A facile ruthenium­(II)-catalyzed α-alkylation of arylmethyl nitriles using alcohols is reported. The ruthenium pincer catalyst serves as an efficient catalyst for this atom-economical transformation that undergoes alkylation via borrowing hydrogen pathways, producing water as the only byproduct. Arylmethyl nitriles containing different substituents can be effectively alkylated using diverse primary alcohols. Notably, using ethanol and methanol as alkylating reagents, challenging ethylation and methylation of arylmethyl nitriles were performed. Secondary alcohols do not undergo alkylation reactions. Thus, phenylacetonitrile was chemoselectively alkylated using primary alcohols in the presence of secondary alcohols. Diols provided a mixture of products. When deuterium-labeled alcohol was used, the expected deuterium transposition occurred, providing both α-alkylation and α-deuteration of arylmethyl nitriles.

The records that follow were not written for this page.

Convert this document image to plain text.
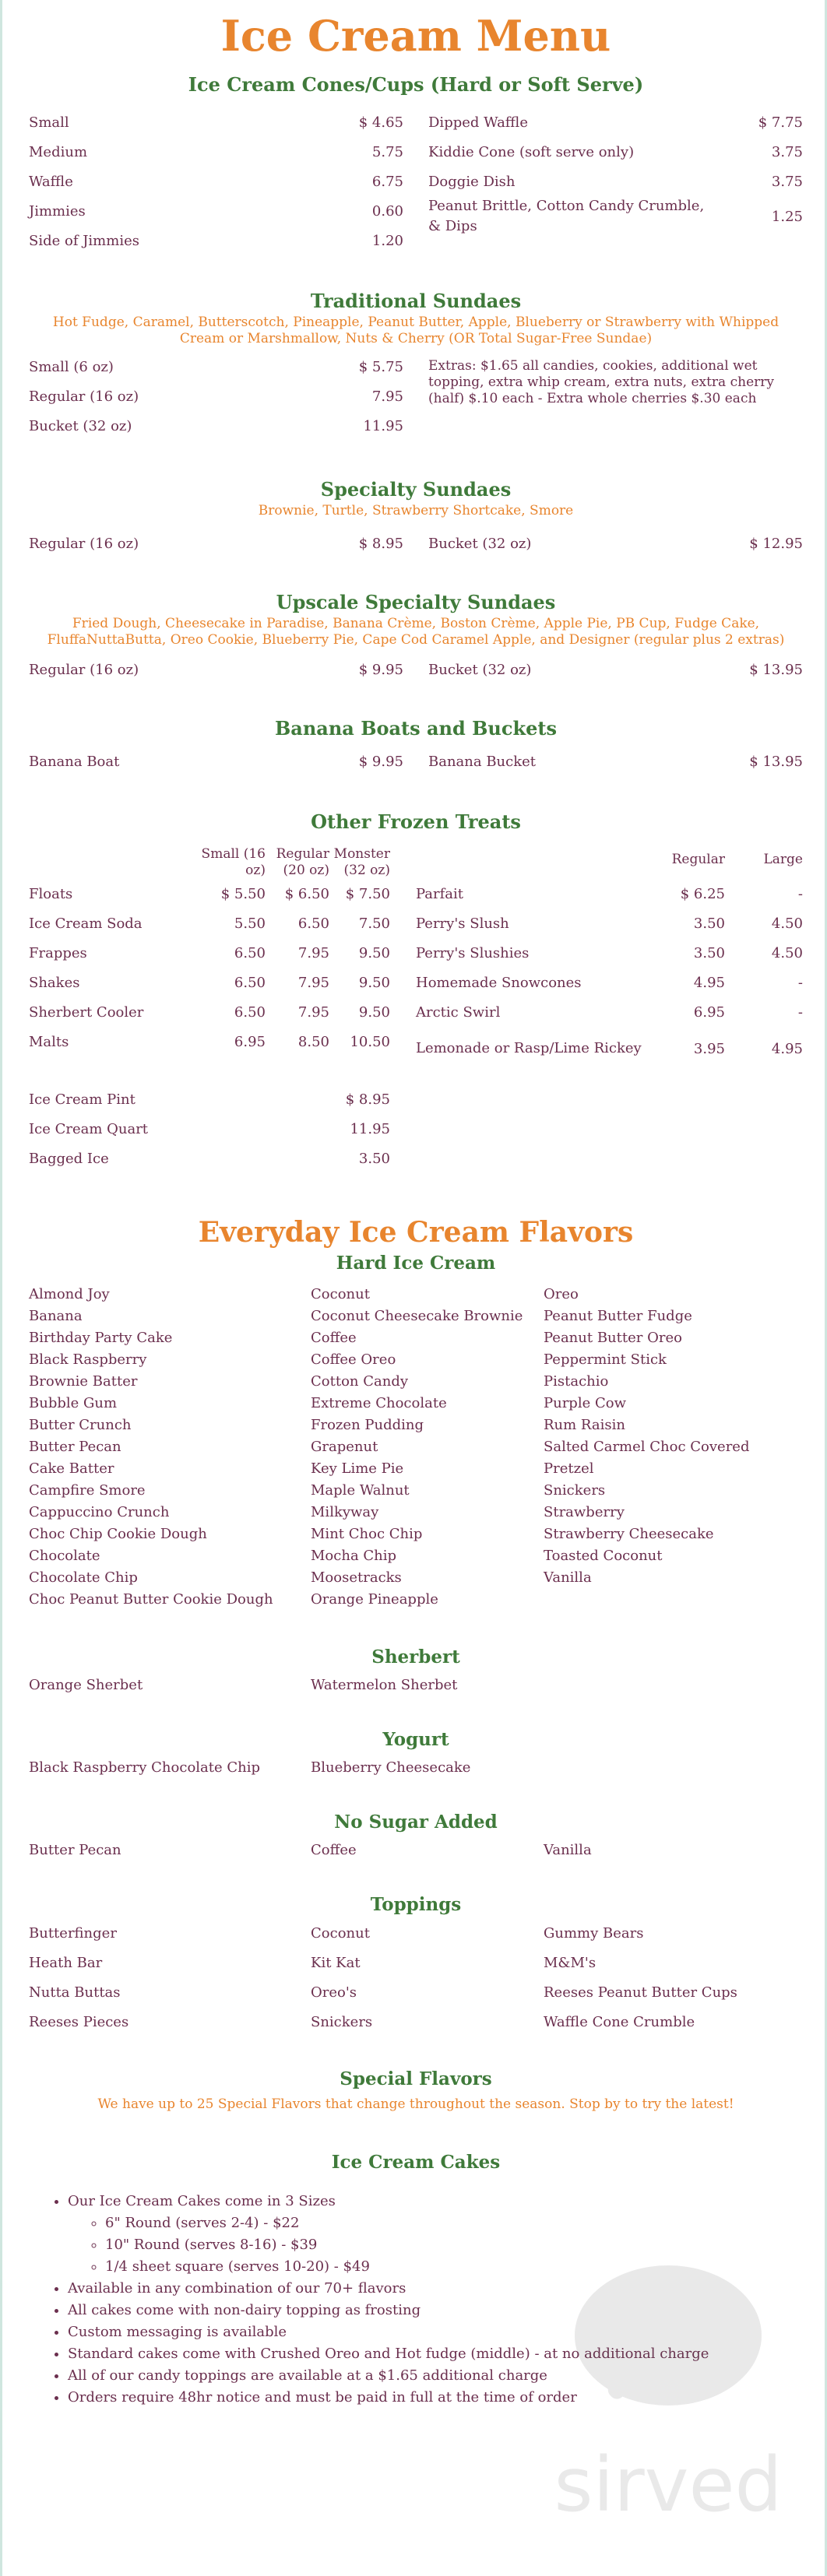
Ice Cream Menu
Ice Cream Cones/Cups (Hard or Soft Serve)
Small	$ 4.65
Medium	5.75
Waffle	6.75
Jimmies	0.60
Side of Jimmies	1.20
Dipped Waffle	$ 7.75
Kiddie Cone (soft serve only)	3.75
Doggie Dish	3.75
Peanut Brittle, Cotton Candy Crumble, & Dips
1.25
Traditional Sundaes

Hot Fudge, Caramel, Butterscotch, Pineapple, Peanut Butter, Apple, Blueberry or Strawberry with Whipped Cream or Marshmallow, Nuts & Cherry (OR Total Sugar-Free Sundae)

Small (6 oz)	$ 5.75
Regular (16 oz)	7.95
Bucket (32 oz)	11.95
Extras: $1.65 all candies, cookies, additional wet topping, extra whip cream, extra nuts, extra cherry (half) $.10 each - Extra whole cherries $.30 each
Specialty Sundaes

Brownie, Turtle, Strawberry Shortcake, Smore

Regular (16 oz)	$ 8.95 Bucket (32 oz)	$ 12.95
Upscale Specialty Sundaes

Fried Dough, Cheesecake in Paradise, Banana Crème, Boston Crème, Apple Pie, PB Cup, Fudge Cake, FluffaNuttaButta, Oreo Cookie, Blueberry Pie, Cape Cod Caramel Apple, and Designer (regular plus 2 extras)

Regular (16 oz)	$ 9.95 Bucket (32 oz)	$ 13.95
Banana Boats and Buckets
Banana Boat	$ 9.95 Banana Bucket	$ 13.95
Other Frozen Treats
	Small (16 oz)	Regular (20 oz)	Monster (32 oz)
Floats	$ 5.50	$ 6.50	$ 7.50
Ice Cream Soda	5.50	6.50	7.50
Frappes	6.50	7.95	9.50
Shakes	6.50	7.95	9.50
Sherbert Cooler	6.50	7.95	9.50
Malts	6.95	8.50	10.50
Ice Cream Pint	$ 8.95
Ice Cream Quart	11.95
Bagged Ice	3.50
	Regular	Large
Parfait	$ 6.25	-
Perry's Slush	3.50	4.50
Perry's Slushies	3.50	4.50
Homemade Snowcones	4.95	-
Arctic Swirl	6.95	-
Lemonade or Rasp/Lime Rickey	3.95	4.95
Everyday Ice Cream Flavors
Hard Ice Cream
Almond Joy
Banana
Birthday Party Cake
Black Raspberry
Brownie Batter
Bubble Gum
Butter Crunch
Butter Pecan
Cake Batter
Campfire Smore
Cappuccino Crunch
Choc Chip Cookie Dough
Chocolate
Chocolate Chip
Choc Peanut Butter Cookie Dough
Coconut
Coconut Cheesecake Brownie
Coffee
Coffee Oreo
Cotton Candy
Extreme Chocolate
Frozen Pudding
Grapenut
Key Lime Pie
Maple Walnut
Milkyway
Mint Choc Chip
Mocha Chip
Moosetracks
Orange Pineapple
Oreo
Peanut Butter Fudge
Peanut Butter Oreo
Peppermint Stick
Pistachio
Purple Cow
Rum Raisin
Salted Carmel Choc Covered Pretzel
Snickers
Strawberry
Strawberry Cheesecake
Toasted Coconut
Vanilla
Sherbert
Orange Sherbet	Watermelon Sherbet
Yogurt
Black Raspberry Chocolate Chip	Blueberry Cheesecake
No Sugar Added
Butter Pecan	Coffee	Vanilla
Toppings
Butterfinger
Heath Bar
Nutta Buttas
Reeses Pieces
Coconut
Kit Kat
Oreo's
Snickers
Gummy Bears
M&M's
Reeses Peanut Butter Cups
Waffle Cone Crumble
Special Flavors

We have up to 25 Special Flavors that change throughout the season. Stop by to try the latest!

Ice Cream Cakes
• Our Ice Cream Cakes come in 3 Sizes
◦ 6" Round (serves 2-4) - $22
◦ 10" Round (serves 8-16) - $39
◦ 1/4 sheet square (serves 10-20) - $49
• Available in any combination of our 70+ flavors
• All cakes come with non-dairy topping as frosting
• Custom messaging is available
• Standard cakes come with Crushed Oreo and Hot fudge (middle) - at no additional charge
• All of our candy toppings are available at a $1.65 additional charge
• Orders require 48hr notice and must be paid in full at the time of order
sirved
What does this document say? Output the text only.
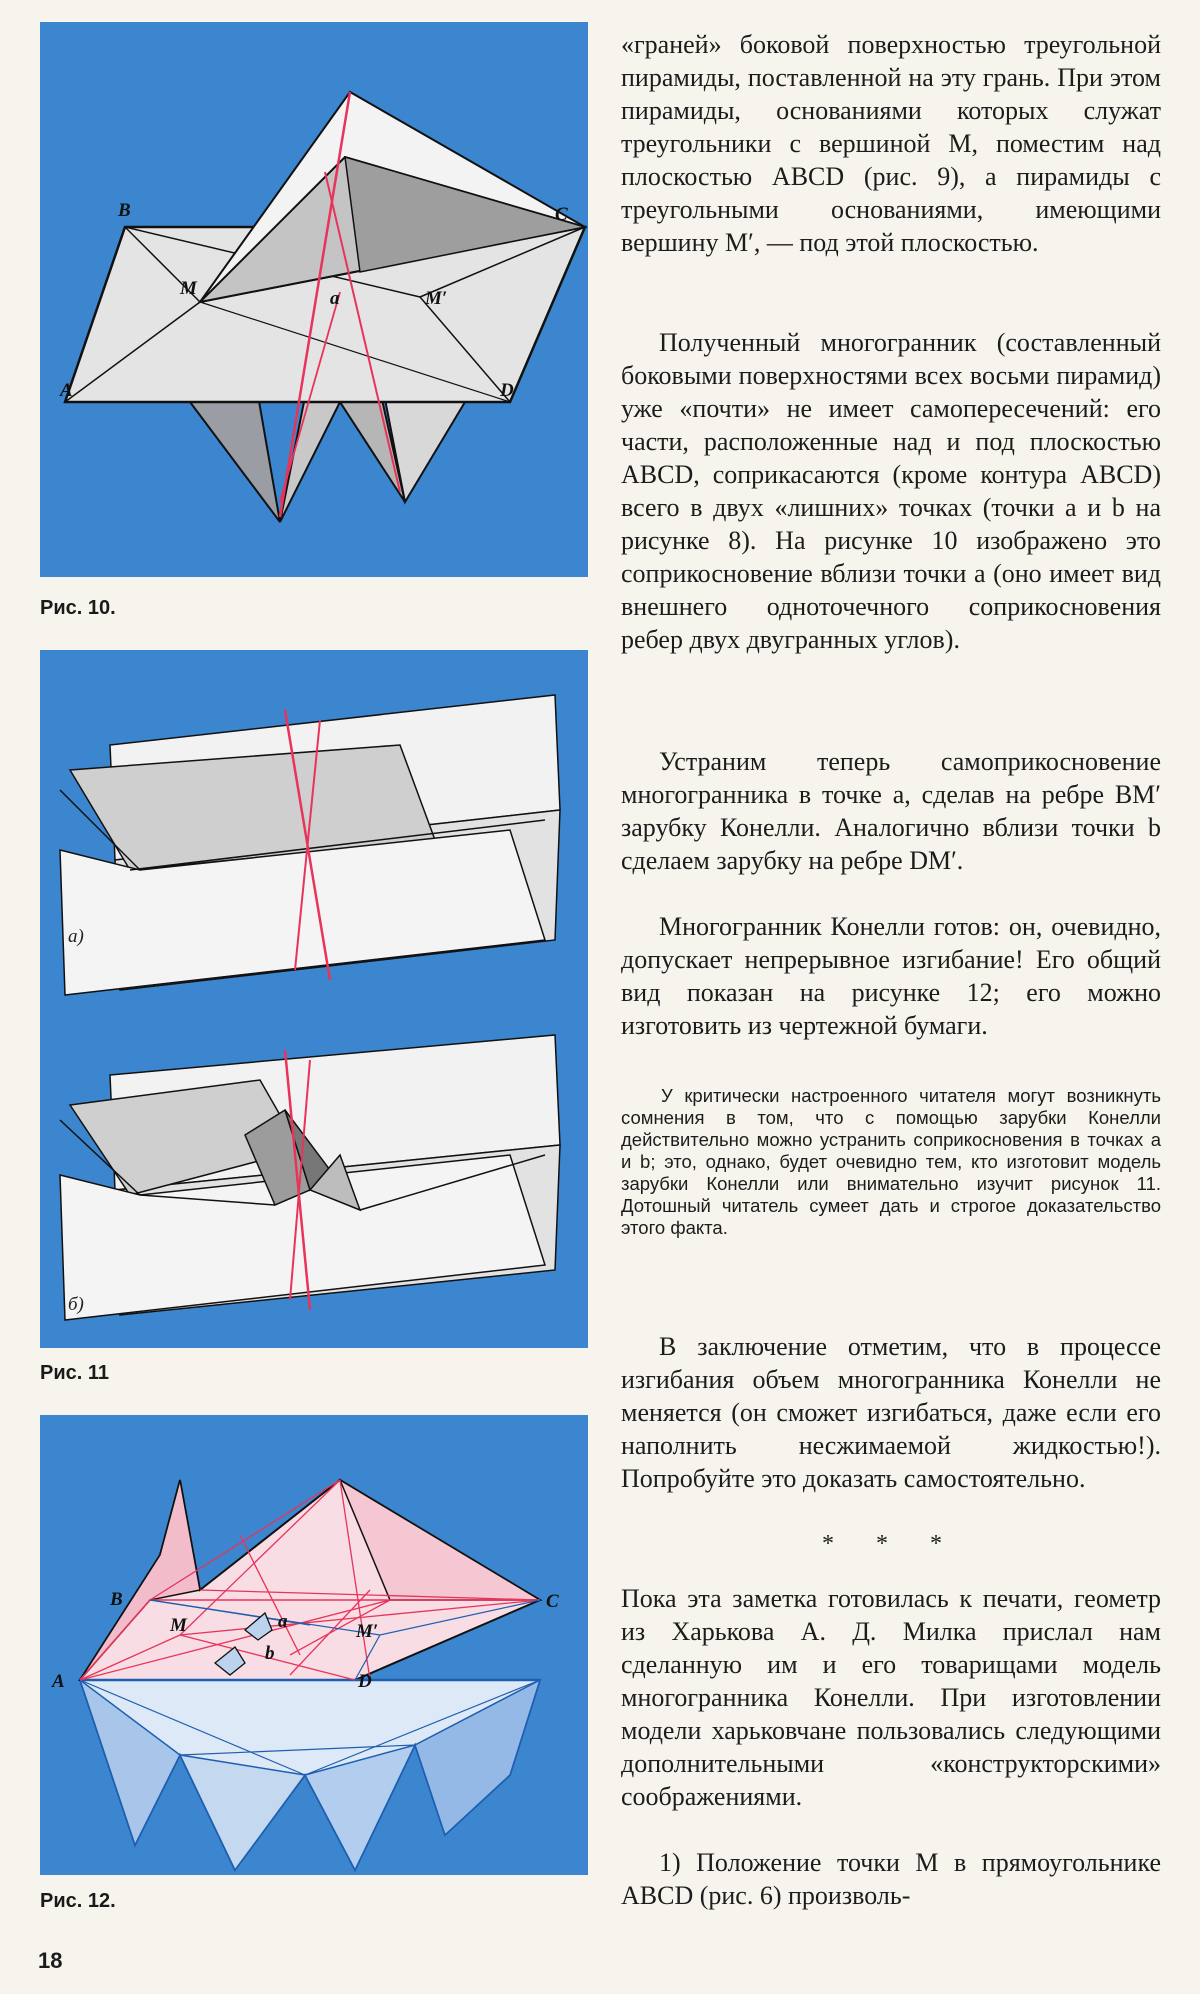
B	C
A	D
M	M′
a
Рис. 10.
а)
б)
Рис. 11
B	C
A	D
M	M′
a
b
Рис. 12.
18

«граней» боковой поверхностью треугольной пирамиды, поставленной на эту грань. При этом пирамиды, основаниями которых служат треугольники с вершиной M, поместим над плоскостью ABCD (рис. 9), а пирамиды с треугольными основаниями, имеющими вершину M′, — под этой плоскостью.

Полученный многогранник (составленный боковыми поверхностями всех восьми пирамид) уже «почти» не имеет самопересечений: его части, расположенные над и под плоскостью ABCD, соприкасаются (кроме контура ABCD) всего в двух «лишних» точках (точки a и b на рисунке 8). На рисунке 10 изображено это соприкосновение вблизи точки a (оно имеет вид внешнего одноточечного соприкосновения ребер двух двугранных углов).

Устраним теперь самоприкосновение многогранника в точке a, сделав на ребре BM′ зарубку Конелли. Аналогично вблизи точки b сделаем зарубку на ребре DM′.

Многогранник Конелли готов: он, очевидно, допускает непрерывное изгибание! Его общий вид показан на рисунке 12; его можно изготовить из чертежной бумаги.

У критически настроенного читателя могут возникнуть сомнения в том, что с помощью зарубки Конелли действительно можно устранить соприкосновения в точках a и b; это, однако, будет очевидно тем, кто изготовит модель зарубки Конелли или внимательно изучит рисунок 11. Дотошный читатель сумеет дать и строгое доказательство этого факта.

В заключение отметим, что в процессе изгибания объем многогранника Конелли не меняется (он сможет изгибаться, даже если его наполнить несжимаемой жидкостью!). Попробуйте это доказать самостоятельно.

* * *

Пока эта заметка готовилась к печати, геометр из Харькова А. Д. Милка прислал нам сделанную им и его товарищами модель многогранника Конелли. При изготовлении модели харьковчане пользовались следующими дополнительными «конструкторскими» соображениями.

1) Положение точки M в прямоугольнике ABCD (рис. 6) произволь-
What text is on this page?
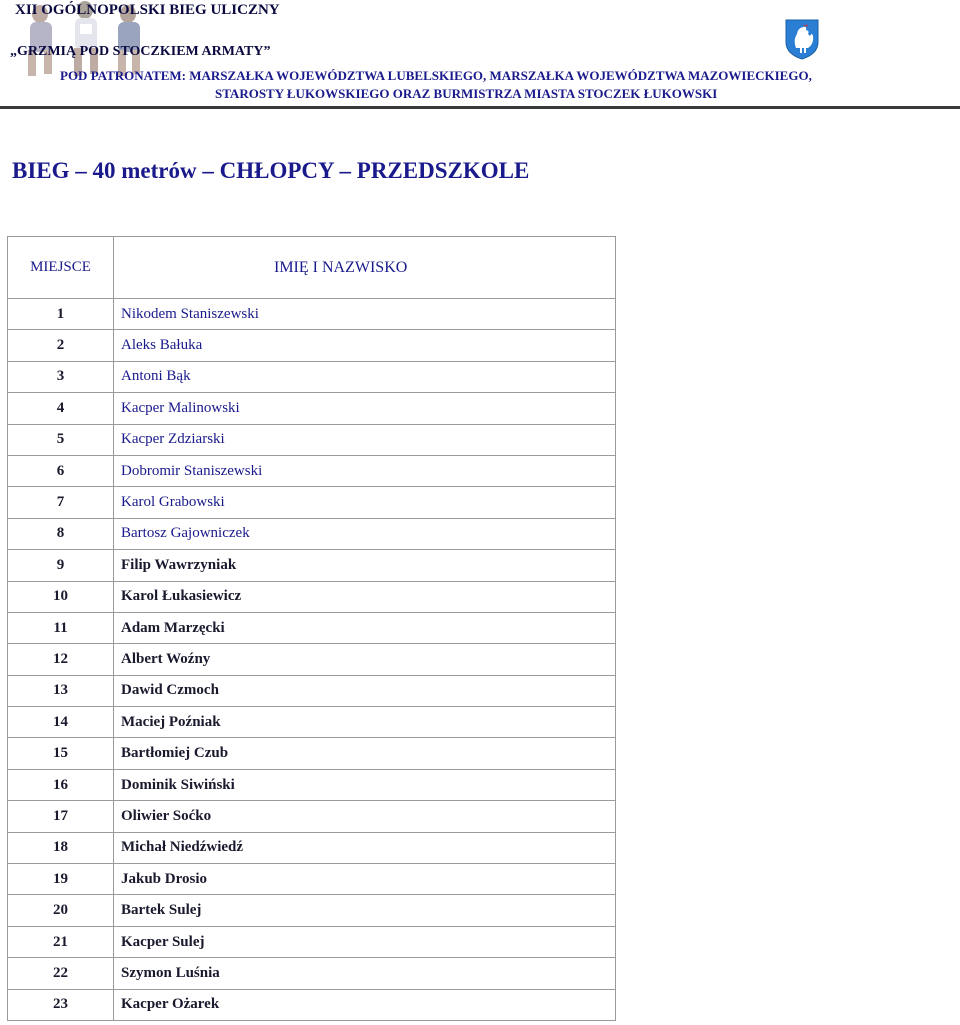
XII OGÓLNOPOLSKI BIEG ULICZNY
„GRZMIĄ POD STOCZKIEM ARMATY”
POD PATRONATEM: MARSZAŁKA WOJEWÓDZTWA LUBELSKIEGO, MARSZAŁKA WOJEWÓDZTWA MAZOWIECKIEGO,
STAROSTY ŁUKOWSKIEGO ORAZ BURMISTRZA MIASTA STOCZEK ŁUKOWSKI
BIEG – 40 metrów – CHŁOPCY – PRZEDSZKOLE
MIEJSCE	IMIĘ I NAZWISKO
1	Nikodem Staniszewski
2	Aleks Bałuka
3	Antoni Bąk
4	Kacper Malinowski
5	Kacper Zdziarski
6	Dobromir Staniszewski
7	Karol Grabowski
8	Bartosz Gajowniczek
9	Filip Wawrzyniak
10	Karol Łukasiewicz
11	Adam Marzęcki
12	Albert Woźny
13	Dawid Czmoch
14	Maciej Poźniak
15	Bartłomiej Czub
16	Dominik Siwiński
17	Oliwier Soćko
18	Michał Niedźwiedź
19	Jakub Drosio
20	Bartek Sulej
21	Kacper Sulej
22	Szymon Luśnia
23	Kacper Ożarek
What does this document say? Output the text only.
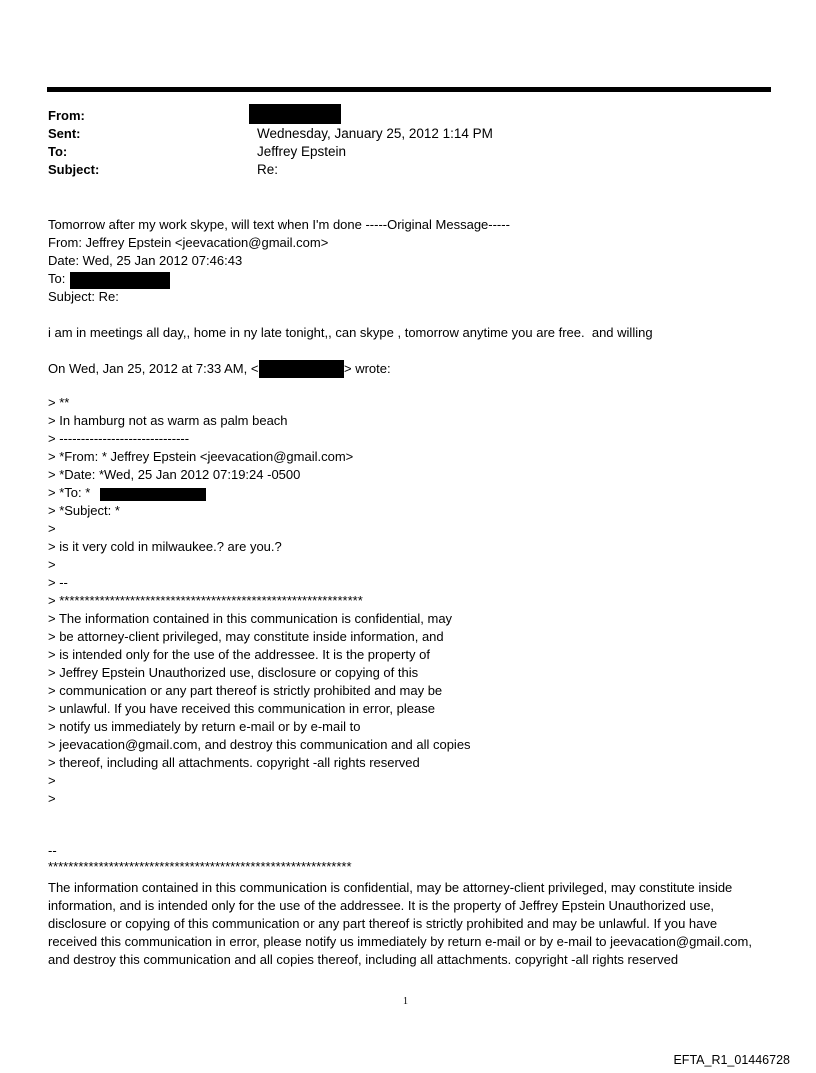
From:
Sent:
To:
Subject:
Wednesday, January 25, 2012 1:14 PM
Jeffrey Epstein
Re:
Tomorrow after my work skype, will text when I'm done -----Original Message-----
From: Jeffrey Epstein <jeevacation@gmail.com>
Date: Wed, 25 Jan 2012 07:46:43
To:
Subject: Re:
i am in meetings all day,, home in ny late tonight,, can skype , tomorrow anytime you are free.  and willing
On Wed, Jan 25, 2012 at 7:33 AM, <	> wrote:
> **
> In hamburg not as warm as palm beach
> ------------------------------
> *From: * Jeffrey Epstein <jeevacation@gmail.com>
> *Date: *Wed, 25 Jan 2012 07:19:24 -0500
> *To: *
> *Subject: *
>
> is it very cold in milwaukee.? are you.?
>
> --
> ************************************************************
> The information contained in this communication is confidential, may
> be attorney-client privileged, may constitute inside information, and
> is intended only for the use of the addressee. It is the property of
> Jeffrey Epstein Unauthorized use, disclosure or copying of this
> communication or any part thereof is strictly prohibited and may be
> unlawful. If you have received this communication in error, please
> notify us immediately by return e-mail or by e-mail to
> jeevacation@gmail.com, and destroy this communication and all copies
> thereof, including all attachments. copyright -all rights reserved
>
>
--
************************************************************
The information contained in this communication is confidential, may be attorney-client privileged, may constitute inside information, and is intended only for the use of the addressee. It is the property of Jeffrey Epstein Unauthorized use, disclosure or copying of this communication or any part thereof is strictly prohibited and may be unlawful. If you have received this communication in error, please notify us immediately by return e-mail or by e-mail to jeevacation@gmail.com, and destroy this communication and all copies thereof, including all attachments. copyright -all rights reserved
1
EFTA_R1_01446728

Consumption of nitrile was monitored by GC, which indicated the involvement of first-order kinetics. Plausible mechanistic pathways are suggested on the basis of experimental evidence. The ruthenium catalyst reacts with base and generates an unsaturated intermediate, which further reacts with both nitriles and alcohols. While nitrile is transformed to enamine via [2 + 2] cycloaddition, alcohol is oxidized to aldehyde. The metal bound enamine adduct reacts with aldehyde via Michael addition, resulting in an ene-imine adduct, which perhaps undergoes direct hydrogenation by a Ru dihydride intermediate, produced from alcohol oxidation. However, in situ monitoring of the reaction mixture confirmed the presence of unsaturated vinyl nitrile in the reaction mixture in minor amounts (10%), indicating the possible dissociation of ene-imine adduct during the catalysis, which may further be hydrogenated to provide the α-alkylated nitriles. Overall, the efficient α-alkylation of nitriles using alcohols can be attributed to the amine-amide metal–ligand cooperation that is operative in the ruthenium pincer catalyst, which enables all of the catalytic intermediates to remain in the +2 oxidation state throughout the catalytic cycle.